The Atlas of Petromodernity is many things in one: historical and geographical non-fiction, cultural theory essay, and picture book. In forty-four short essays, inspired by an equal amount of pictorial findings, it develops a technical, geographical, political, and speculative panorama of the declining era of petroleum modernity.

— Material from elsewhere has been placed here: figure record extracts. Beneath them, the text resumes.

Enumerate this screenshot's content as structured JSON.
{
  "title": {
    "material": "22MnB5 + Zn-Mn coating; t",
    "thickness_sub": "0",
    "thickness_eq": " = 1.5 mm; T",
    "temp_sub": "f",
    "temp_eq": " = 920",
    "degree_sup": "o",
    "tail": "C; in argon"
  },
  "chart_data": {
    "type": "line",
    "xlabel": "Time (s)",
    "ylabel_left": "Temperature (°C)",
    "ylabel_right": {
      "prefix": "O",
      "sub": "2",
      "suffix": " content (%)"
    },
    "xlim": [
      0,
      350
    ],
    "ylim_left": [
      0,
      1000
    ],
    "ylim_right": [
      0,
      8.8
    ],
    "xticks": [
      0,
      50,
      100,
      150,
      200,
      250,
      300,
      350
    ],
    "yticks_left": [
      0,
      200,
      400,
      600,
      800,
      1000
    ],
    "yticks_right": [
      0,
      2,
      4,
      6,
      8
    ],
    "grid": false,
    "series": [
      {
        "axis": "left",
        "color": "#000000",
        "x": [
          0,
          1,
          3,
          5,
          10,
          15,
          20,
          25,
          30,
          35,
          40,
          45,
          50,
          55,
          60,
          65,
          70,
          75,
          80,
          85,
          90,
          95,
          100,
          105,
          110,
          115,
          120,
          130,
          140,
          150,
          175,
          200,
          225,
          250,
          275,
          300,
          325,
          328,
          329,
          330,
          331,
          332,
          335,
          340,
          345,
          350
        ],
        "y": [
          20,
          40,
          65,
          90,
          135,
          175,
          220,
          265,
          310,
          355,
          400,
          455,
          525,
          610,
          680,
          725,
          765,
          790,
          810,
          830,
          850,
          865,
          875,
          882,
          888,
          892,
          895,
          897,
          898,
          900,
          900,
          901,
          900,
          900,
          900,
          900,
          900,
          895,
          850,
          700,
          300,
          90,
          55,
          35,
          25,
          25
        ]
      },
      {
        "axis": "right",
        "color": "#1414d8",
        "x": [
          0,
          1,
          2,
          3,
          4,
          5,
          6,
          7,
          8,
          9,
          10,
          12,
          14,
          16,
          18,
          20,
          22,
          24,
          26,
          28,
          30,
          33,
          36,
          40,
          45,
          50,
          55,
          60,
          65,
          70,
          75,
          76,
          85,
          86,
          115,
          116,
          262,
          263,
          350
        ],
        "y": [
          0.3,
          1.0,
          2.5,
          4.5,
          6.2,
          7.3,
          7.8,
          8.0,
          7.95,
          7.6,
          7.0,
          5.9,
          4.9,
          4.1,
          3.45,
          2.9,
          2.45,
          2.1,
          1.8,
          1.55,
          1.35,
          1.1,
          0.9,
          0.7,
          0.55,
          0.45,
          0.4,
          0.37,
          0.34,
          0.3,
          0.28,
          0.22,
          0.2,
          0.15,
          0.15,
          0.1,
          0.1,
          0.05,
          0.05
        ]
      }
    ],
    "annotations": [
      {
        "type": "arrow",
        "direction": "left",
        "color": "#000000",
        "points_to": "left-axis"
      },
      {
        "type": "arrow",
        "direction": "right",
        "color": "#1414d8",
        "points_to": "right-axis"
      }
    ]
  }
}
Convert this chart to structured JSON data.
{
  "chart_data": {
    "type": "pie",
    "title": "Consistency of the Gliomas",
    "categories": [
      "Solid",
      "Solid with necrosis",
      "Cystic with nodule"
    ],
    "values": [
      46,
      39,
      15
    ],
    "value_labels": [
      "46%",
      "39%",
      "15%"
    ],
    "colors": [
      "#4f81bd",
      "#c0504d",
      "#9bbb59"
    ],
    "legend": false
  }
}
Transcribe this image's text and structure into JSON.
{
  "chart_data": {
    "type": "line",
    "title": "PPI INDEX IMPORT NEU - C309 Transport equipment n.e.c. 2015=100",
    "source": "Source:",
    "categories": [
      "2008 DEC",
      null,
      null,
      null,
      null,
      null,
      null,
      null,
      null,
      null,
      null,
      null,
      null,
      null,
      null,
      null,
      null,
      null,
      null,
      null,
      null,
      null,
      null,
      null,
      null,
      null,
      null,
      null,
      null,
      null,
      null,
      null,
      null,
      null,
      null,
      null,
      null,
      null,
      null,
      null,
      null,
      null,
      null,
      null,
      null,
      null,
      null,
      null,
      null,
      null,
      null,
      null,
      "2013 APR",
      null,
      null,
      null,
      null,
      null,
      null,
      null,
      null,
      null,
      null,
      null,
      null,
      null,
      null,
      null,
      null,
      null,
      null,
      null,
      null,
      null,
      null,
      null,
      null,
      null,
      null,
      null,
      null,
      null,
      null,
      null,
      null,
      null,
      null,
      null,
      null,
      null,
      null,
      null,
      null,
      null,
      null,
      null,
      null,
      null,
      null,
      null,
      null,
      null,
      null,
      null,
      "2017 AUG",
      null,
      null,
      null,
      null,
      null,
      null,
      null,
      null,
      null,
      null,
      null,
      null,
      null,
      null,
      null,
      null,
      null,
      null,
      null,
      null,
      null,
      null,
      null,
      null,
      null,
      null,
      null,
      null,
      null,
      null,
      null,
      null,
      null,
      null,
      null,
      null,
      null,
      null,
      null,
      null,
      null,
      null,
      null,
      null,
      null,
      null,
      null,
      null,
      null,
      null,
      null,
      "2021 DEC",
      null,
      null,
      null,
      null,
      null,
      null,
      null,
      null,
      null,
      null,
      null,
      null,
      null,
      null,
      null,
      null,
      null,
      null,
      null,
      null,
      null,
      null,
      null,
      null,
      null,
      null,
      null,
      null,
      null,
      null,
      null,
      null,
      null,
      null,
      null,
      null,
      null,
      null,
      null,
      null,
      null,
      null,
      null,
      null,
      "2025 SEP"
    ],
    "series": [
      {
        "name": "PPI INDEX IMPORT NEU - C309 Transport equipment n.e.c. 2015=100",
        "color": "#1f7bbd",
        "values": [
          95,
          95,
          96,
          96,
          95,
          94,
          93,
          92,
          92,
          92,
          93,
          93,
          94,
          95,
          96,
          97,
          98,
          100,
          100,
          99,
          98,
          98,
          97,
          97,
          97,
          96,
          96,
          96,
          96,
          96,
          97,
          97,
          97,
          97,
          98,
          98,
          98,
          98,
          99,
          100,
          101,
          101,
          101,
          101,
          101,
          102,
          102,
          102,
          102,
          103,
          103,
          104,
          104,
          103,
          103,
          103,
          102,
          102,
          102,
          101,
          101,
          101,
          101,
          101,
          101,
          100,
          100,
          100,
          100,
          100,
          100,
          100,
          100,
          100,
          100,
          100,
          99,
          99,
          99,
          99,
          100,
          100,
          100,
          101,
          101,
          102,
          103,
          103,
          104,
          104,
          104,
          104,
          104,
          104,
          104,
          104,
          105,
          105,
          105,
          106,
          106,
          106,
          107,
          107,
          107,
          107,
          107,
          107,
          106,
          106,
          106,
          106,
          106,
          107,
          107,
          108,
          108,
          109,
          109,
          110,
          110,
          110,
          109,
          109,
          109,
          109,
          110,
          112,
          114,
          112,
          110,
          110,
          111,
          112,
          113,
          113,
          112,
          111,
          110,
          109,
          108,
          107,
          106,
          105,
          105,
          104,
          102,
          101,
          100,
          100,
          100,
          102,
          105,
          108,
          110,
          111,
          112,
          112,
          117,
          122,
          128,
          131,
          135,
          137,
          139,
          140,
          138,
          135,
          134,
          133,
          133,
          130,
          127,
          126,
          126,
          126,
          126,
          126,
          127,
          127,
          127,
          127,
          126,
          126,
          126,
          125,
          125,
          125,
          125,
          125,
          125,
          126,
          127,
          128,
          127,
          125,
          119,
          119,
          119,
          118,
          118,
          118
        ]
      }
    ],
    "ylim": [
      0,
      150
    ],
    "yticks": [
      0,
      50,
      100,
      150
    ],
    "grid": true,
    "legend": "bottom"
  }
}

We stroll through Baku, Rotterdam, and Louisiana, into Manchuria and through the Vienna Basin. We read Bertolt Brecht and technical manuals, as well as petroculture theory, and listen to Neil Young. We go to the moon, through refineries and over highways emptied by the COVID-19 pandemic. We confront petrochemistry with petromelancholy, catalysis with catharsis, cosmos with cosmetics. This book tackles the ambivalences of a substance that has been vital for our epoch in all its contradictions, and whose roles and meanings need to be understood in order to be able to leave this epoch behind.
About the Authors
Alexander Klose works as a cultural researcher, curator, and publicist, and lives in Berlin. Since his university years at Hannover and Berlin, he has been walking the line between cultural research, philosophical, and media-theoretical analysis, and artistic and curatorial practice. He published The Container Principle (MIT Press, 2015) and curated, among others, On Becoming Earthlings: Blackmarket for Useful Knowledge and Non-Knowledge #18 (Musée de L’Homme, Paris, 2015), Precognitioning Post-Oil NYC (1014 New York, 2021), and Mein Schatz/My Precious (Oberwiederstedt, Germany, 2023).
Benjamin Steininger is a cultural and media theorist, historian of science and technology, and curator in Berlin (Germany) and Vienna (Austria). He is a postdoctoral fellow at the Cluster of Excellence UniSysCat at TU-Berlinand at the Max Planck Institute for the History of Science (MPIWG) Berlin. He published Raum-Maschine Reichsautobahn: Zur Dynamik eines bekannt/unbekannten Bauwerks (Kulturverlag Kadmos, 2nd ed., 2021). From 2012 to 2016 he initiated and led a participatory research and collection project on 100 years of oil and gas industry in the Vienna basin and from 2012 to 2022 he was a regular contributor to the “Anthropocene Project” at the HKW Berlin.
In 2017, Klose and Steininger founded the collective Beauty of Oil to explore the complexities and contradictions of petromodernity and to conceptualize a Critique of Fossil Reason.